The Roles of Water in Earth's Surface Processes

Earth is often called the water planet because of the abundance of liquid water on its surface and because water’s unique combination of physical and chemical properties is central to the earth’s dynamics. These properties include water’s exceptional capacity to absorb, store, and release large amounts of energy as it changes state; to transmit sunlight; to expand upon freezing; to dissolve and transport many materials; and to lower the viscosities and freezing points of the material when mixed with fluid rocks in the mantle. Each of these properties plays a role in how water affects other earth systems (e.g., ice expansion contributes to rock erosion, ocean thermal capacity contributes to moderating temperature variations). 

Biogeology: How do living organisms alter Earth’s processes and structures?

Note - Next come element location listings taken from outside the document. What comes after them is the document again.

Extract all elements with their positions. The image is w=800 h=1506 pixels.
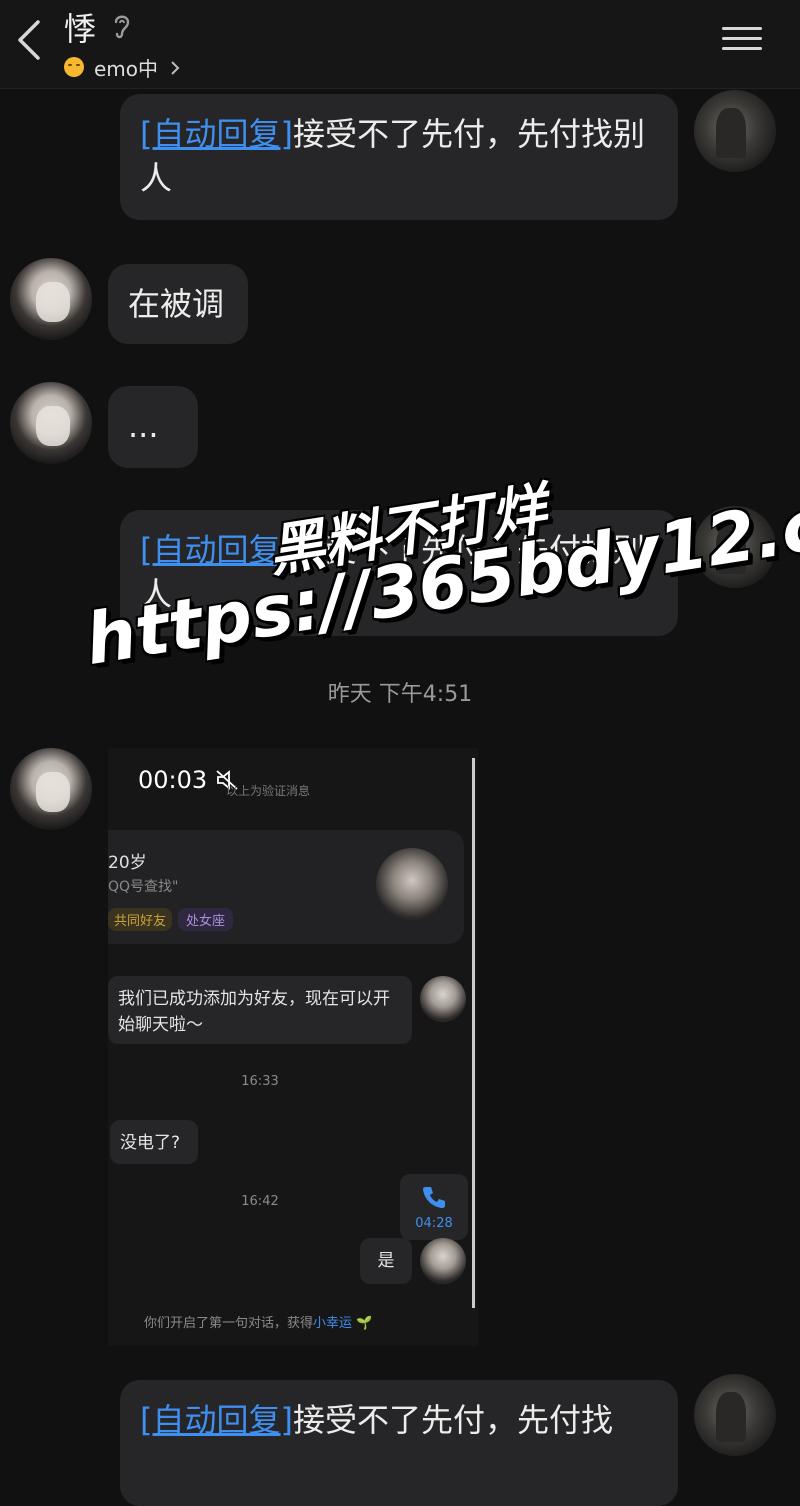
avatar-self[interactable] (694, 90, 776, 172)
chat-header: 悸 emo中 (0, 0, 800, 89)
status-line[interactable]: emo中 (64, 52, 182, 82)
call-duration: 04:28 (415, 1216, 453, 1231)
avatar-self[interactable] (694, 1374, 776, 1456)
image-message[interactable]: 00:03 以上为验证消息 20岁 QQ号查找" 共同好友 处女座 我们已成功添… (108, 748, 478, 1346)
menu-icon[interactable] (722, 20, 762, 56)
message-text: ... (128, 407, 159, 445)
inner-message: 是 (360, 1238, 412, 1284)
call-timer-text: 00:03 (138, 766, 208, 794)
back-arrow-icon[interactable] (12, 16, 52, 64)
message-bubble-right[interactable]: [自动回复]接受不了先付，先付找别人 (120, 94, 678, 220)
message-text: 接受不了先付，先付找 (292, 1401, 613, 1439)
inner-message: 我们已成功添加为好友，现在可以开始聊天啦～ (108, 976, 412, 1044)
message-text: 在被调 (128, 285, 225, 323)
avatar-contact[interactable] (10, 748, 92, 830)
message-bubble-left[interactable]: ... (108, 386, 198, 468)
footer-link: 小幸运 (313, 1316, 353, 1331)
profile-photo (376, 848, 448, 920)
auto-reply-tag[interactable]: [自动回复] (140, 1401, 293, 1439)
chat-title[interactable]: 悸 (64, 4, 96, 50)
phone-icon (420, 1184, 448, 1210)
message-bubble-right[interactable]: [自动回复]接受不了先付，先付找 (120, 1380, 678, 1506)
profile-source: QQ号查找" (108, 879, 179, 895)
message-bubble-left[interactable]: 在被调 (108, 264, 248, 344)
zodiac-chip: 处女座 (178, 908, 234, 931)
timestamp: 昨天 下午4:51 (327, 682, 473, 707)
ear-icon (108, 10, 136, 42)
profile-card: 20岁 QQ号查找" 共同好友 处女座 (108, 830, 464, 944)
inner-avatar (420, 1238, 466, 1284)
auto-reply-tag[interactable]: [自动回复] (140, 115, 293, 153)
inner-time: 16:42 (241, 1194, 279, 1209)
inner-avatar (420, 976, 466, 1022)
verify-note: 以上为验证消息 (226, 784, 311, 798)
divider (472, 758, 475, 1308)
call-record-card: 04:28 (400, 1174, 468, 1240)
call-timer: 00:03 (138, 762, 239, 798)
inner-time: 16:33 (241, 1074, 279, 1089)
chevron-right-icon (168, 58, 182, 76)
avatar-contact[interactable] (10, 258, 92, 340)
profile-age: 20岁 (108, 853, 147, 873)
inner-footer: 你们开启了第一句对话，获得小幸运 🌱 (144, 1312, 372, 1331)
footer-text: 你们开启了第一句对话，获得 (144, 1316, 314, 1331)
sad-face-icon (64, 57, 84, 77)
sprout-icon: 🌱 (356, 1316, 373, 1331)
avatar-contact[interactable] (10, 382, 92, 464)
mutual-friends-chip: 共同好友 (108, 908, 173, 931)
status-text: emo中 (94, 56, 159, 81)
inner-message: 没电了? (110, 1120, 198, 1164)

Evolution, including the emergence and extinction of species, is a natural and ongoing process that is shaped by Earth’s dynamic processes. The properties and conditions of the earth and its atmosphere affect the environments and conditions within which life emerged and evolved—for example, the range of frequencies of light that penetrate the atmosphere to the earth’s surface. Organisms continually evolve to new and often more complex forms as they adapt to new environments. The evolution and proliferation of living things have changed the makeup of Earth’s geosphere, hydrosphere, and atmosphere over geological time. Plants, algae, and microorganisms produced most of the oxygen (i.e., the O2) in the atmosphere through photosynthesis, and they enabled the formation of fossil fuels and types of sedimentary rocks. Microbes also changed the chemistry of Earth’s surface, and they continue to play a critical role in nutrient cycling (e.g., of nitrogen) in most ecosystems.
 

Natural Hazards: How do natural hazards affect individuals and societies?

Natural processes can cause sudden or gradual changes to Earth’s systems, some of which may adversely affect humans. Through observations and knowledge of historical events, people know where certain of these hazards—such as earthquakes, tsunamis, volcanic eruptions, severe weather, floods, and coastal erosion—are likely to occur. Understanding these kinds of hazards helps us to prepare for and respond to them.

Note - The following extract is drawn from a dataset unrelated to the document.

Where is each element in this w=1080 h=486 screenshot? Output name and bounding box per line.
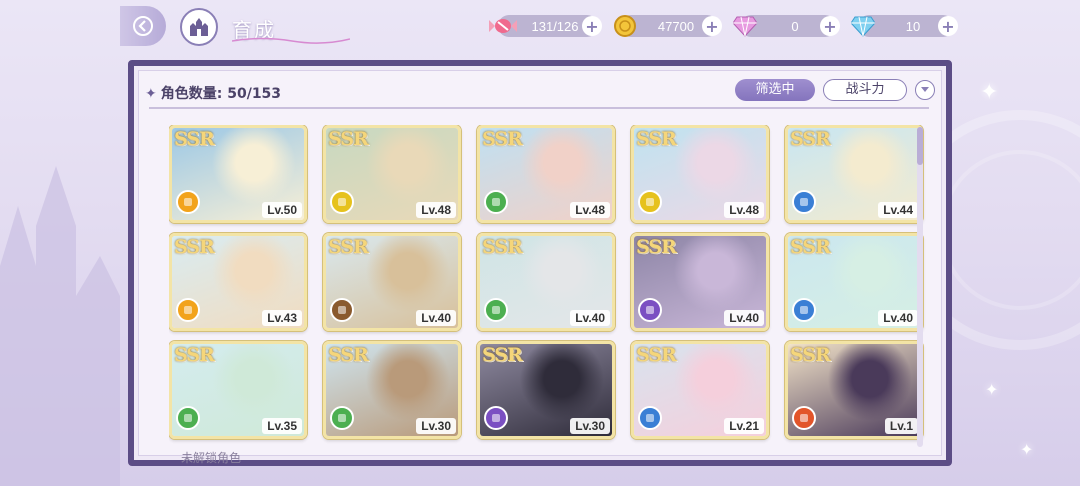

While humans cannot eliminate natural hazards, they can take steps to reduce their impacts. For example, loss of life and economic costs have been greatly reduced by improving construction, developing warning systems, identifying and avoiding high-risk locations, and increasing community preparedness and response capability.

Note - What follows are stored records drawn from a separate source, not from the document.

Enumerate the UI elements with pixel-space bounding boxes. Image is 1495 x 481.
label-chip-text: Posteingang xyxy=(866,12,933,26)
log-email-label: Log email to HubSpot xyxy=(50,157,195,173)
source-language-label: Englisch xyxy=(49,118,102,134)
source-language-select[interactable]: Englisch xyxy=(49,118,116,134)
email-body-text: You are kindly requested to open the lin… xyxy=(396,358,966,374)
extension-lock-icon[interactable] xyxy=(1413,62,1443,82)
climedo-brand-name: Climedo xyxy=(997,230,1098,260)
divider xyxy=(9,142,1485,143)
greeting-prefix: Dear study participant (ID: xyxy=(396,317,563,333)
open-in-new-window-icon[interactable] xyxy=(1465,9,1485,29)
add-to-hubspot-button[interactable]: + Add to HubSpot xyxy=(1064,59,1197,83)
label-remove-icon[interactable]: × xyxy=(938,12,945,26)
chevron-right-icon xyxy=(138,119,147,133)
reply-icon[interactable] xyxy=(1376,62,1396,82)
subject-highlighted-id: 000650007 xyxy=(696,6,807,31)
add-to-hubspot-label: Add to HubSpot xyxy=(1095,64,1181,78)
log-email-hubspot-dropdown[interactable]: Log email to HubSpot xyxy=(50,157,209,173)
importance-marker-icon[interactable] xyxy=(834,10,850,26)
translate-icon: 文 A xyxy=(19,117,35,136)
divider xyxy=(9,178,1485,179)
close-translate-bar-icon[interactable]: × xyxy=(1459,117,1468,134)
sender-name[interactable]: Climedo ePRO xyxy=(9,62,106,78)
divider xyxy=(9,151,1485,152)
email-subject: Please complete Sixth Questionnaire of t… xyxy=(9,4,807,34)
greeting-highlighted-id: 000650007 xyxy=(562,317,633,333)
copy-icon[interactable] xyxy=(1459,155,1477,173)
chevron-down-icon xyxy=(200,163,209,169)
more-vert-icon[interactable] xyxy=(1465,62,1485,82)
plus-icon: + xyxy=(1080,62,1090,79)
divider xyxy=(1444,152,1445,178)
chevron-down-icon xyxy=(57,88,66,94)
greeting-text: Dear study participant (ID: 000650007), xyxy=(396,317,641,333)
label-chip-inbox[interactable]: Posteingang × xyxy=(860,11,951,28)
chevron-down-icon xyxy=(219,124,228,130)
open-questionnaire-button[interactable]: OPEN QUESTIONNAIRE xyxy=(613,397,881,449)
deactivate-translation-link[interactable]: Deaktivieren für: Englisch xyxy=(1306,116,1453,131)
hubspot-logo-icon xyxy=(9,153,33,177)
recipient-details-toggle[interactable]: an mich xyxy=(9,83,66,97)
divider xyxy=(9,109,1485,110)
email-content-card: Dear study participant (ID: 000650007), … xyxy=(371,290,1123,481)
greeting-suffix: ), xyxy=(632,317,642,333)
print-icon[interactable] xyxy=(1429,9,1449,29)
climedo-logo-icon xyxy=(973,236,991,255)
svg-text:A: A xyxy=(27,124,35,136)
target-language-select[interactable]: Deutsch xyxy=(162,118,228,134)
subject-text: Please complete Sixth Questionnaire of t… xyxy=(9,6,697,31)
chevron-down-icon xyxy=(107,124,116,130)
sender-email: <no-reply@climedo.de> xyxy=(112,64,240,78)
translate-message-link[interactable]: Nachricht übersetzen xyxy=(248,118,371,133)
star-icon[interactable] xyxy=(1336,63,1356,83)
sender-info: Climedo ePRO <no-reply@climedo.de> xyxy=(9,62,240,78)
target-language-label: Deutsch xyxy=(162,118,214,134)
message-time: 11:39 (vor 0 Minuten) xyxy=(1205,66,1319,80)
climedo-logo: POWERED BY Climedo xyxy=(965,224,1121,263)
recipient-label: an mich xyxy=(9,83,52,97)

Global Climate Change: How do people model and predict the effects of human activities on Earth’s climate?

Global climate change, shown to be driven by both natural phenomena and by human activities, could have large consequences for all of Earth’s surface systems, including the
biosphere (see ESS3.C for a general discussion of climate). Humans are now so numerous and resource-dependent that their activities affect every part of the environment, from outer space and the stratosphere to the deepest ocean. However, by using science-based predictive models, humans can anticipate long-term change more effectively than ever before and plan accordingly.

Global changes usually happen too slowly for individuals to recognize, but accumulated human knowledge, together with further scientific research, can help people learn more about these challenges and guide their responses. For example, there are historical records of weather conditions and of the times when plants bloom, animals give birth or migrate, and lakes and rivers freeze and thaw. And scientists can deduce long-past climate conditions from such sources as fossils, pollen grains found in sediments, and isotope ratios in samples of ancient materials.